If you wanted to come up with a number to represent the amount of uncertainty, it's clear that the number should be higher the closer the distribution is to being completely equiprobable (1/2, 1/2)—complete lack of certainty about the result, and the number should be smallest when we are 100% certain (0, 1).
This means that the function has to be an order inversion on the probability values—that is I(1) = 0 (no uncertainty).
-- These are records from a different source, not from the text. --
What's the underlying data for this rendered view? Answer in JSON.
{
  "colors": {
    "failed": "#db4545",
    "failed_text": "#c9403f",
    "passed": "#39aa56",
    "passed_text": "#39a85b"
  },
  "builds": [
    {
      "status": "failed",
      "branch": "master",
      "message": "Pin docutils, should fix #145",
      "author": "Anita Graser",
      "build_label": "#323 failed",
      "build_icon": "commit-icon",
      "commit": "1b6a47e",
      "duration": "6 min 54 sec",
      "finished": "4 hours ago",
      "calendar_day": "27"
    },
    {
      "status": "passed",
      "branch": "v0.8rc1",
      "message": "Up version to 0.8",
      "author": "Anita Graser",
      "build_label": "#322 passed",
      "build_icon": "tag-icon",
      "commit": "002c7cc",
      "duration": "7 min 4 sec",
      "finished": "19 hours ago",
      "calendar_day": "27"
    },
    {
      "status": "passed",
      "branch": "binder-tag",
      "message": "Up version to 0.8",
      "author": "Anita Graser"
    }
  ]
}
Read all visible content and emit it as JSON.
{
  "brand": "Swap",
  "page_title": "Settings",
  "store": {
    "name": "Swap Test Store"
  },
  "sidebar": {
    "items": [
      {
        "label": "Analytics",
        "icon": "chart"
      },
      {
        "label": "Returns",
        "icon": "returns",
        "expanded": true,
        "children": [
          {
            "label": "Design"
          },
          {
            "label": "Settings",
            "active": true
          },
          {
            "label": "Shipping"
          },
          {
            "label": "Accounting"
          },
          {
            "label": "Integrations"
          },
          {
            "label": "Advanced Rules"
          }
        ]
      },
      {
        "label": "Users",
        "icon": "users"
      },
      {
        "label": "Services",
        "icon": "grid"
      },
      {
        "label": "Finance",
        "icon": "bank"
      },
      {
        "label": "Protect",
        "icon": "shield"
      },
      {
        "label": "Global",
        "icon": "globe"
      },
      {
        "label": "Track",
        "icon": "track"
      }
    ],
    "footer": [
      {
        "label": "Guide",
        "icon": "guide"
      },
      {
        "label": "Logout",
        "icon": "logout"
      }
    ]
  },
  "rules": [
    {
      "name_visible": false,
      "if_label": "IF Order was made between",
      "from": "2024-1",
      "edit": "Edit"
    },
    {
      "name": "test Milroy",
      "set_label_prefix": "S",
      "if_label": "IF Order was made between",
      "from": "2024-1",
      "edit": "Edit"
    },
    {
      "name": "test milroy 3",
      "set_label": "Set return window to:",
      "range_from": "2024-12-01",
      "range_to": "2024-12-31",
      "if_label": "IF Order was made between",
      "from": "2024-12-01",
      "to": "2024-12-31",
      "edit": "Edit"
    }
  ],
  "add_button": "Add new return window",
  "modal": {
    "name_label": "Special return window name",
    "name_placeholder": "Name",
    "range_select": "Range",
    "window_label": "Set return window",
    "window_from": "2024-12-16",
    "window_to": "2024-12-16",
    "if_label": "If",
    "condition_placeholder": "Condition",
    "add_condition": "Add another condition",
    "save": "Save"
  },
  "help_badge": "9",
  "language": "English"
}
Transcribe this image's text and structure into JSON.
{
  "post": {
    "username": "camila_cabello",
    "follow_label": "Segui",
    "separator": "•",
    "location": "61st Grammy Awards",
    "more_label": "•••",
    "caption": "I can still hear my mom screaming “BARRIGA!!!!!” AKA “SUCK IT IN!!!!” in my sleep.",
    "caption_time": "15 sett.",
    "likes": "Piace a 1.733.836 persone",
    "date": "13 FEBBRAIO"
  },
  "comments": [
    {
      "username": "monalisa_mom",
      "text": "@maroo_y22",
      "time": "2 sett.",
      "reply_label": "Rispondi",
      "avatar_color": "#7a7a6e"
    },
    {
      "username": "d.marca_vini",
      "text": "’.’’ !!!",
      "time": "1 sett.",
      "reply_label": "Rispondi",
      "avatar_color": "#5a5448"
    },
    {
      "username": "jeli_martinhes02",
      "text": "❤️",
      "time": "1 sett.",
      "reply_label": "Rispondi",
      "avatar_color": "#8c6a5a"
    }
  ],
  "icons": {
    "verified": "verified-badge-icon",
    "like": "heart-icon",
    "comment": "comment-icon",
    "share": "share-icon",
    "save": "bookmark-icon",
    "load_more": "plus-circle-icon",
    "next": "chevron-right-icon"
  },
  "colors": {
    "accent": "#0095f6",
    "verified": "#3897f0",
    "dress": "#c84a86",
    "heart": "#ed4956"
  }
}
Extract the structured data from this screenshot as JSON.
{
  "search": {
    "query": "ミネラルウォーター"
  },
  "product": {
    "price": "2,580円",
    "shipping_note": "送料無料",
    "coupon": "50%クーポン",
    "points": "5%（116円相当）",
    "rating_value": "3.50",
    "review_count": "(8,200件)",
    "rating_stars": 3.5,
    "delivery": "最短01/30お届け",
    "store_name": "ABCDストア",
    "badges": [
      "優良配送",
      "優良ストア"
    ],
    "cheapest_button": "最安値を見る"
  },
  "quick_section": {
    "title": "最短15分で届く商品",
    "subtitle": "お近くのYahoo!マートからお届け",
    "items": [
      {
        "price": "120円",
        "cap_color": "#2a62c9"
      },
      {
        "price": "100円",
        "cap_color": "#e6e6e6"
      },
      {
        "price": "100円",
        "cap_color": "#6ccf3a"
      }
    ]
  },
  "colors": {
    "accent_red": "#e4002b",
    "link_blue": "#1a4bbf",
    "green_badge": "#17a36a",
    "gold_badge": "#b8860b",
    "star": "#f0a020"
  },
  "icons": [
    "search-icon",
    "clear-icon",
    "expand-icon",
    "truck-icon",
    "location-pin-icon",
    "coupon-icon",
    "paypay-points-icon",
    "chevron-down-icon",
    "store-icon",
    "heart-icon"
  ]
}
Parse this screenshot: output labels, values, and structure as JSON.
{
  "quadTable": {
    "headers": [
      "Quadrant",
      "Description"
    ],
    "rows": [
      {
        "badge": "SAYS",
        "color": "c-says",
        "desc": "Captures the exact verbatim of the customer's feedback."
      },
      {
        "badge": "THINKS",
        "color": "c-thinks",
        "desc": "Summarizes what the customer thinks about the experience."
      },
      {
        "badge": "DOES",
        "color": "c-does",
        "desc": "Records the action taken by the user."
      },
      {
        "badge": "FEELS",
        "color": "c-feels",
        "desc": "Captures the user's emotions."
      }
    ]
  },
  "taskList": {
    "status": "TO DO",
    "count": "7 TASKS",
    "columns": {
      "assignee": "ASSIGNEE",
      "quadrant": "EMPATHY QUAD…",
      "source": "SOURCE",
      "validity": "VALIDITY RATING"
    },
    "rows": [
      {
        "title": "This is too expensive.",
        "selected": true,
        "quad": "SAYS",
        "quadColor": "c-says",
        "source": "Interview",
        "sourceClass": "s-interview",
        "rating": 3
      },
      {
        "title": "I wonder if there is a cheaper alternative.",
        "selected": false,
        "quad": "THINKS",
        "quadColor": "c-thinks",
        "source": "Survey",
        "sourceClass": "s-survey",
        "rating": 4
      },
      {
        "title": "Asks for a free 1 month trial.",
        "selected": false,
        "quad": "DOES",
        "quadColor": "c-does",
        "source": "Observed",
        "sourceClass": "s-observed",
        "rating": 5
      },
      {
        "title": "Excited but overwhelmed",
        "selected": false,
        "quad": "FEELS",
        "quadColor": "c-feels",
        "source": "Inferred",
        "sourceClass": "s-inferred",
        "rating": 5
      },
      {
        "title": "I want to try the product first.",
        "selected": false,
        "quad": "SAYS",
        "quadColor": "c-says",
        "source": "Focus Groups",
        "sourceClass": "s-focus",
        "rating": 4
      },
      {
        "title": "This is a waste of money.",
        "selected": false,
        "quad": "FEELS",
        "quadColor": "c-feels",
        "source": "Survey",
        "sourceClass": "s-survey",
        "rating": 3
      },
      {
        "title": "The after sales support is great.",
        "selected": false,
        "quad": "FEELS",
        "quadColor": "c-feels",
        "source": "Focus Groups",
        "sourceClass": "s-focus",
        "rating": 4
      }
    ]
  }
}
The logarithm, to arbitrary base (selecting a base is just a change of units) has this property under the convention that I(0) = inf (that is, a totally improbable event carries infinite information—after all, an impossibility occurring would in fact be the ultimate surprise).
Entropy is just the average of this function taken over the probability values (multiply each probability in the distribution by the log of the inverse of the probabilities and sum them). In info theory you also usually assume the probabilities are independent, and so the further condition that I(pq) = I(p) + I(q) is also stipulated.
If we didn't take into account any interactions, we'd be unable to do anything with statistical mechanics beyond rederiving the ideal gas law.
It's interesting to try to show that the time average equals the ensemble average. It's very cool to think about the dynamics. That stuff must be happening. But those extra ideas aren't necessary for applying the equilibrium theory.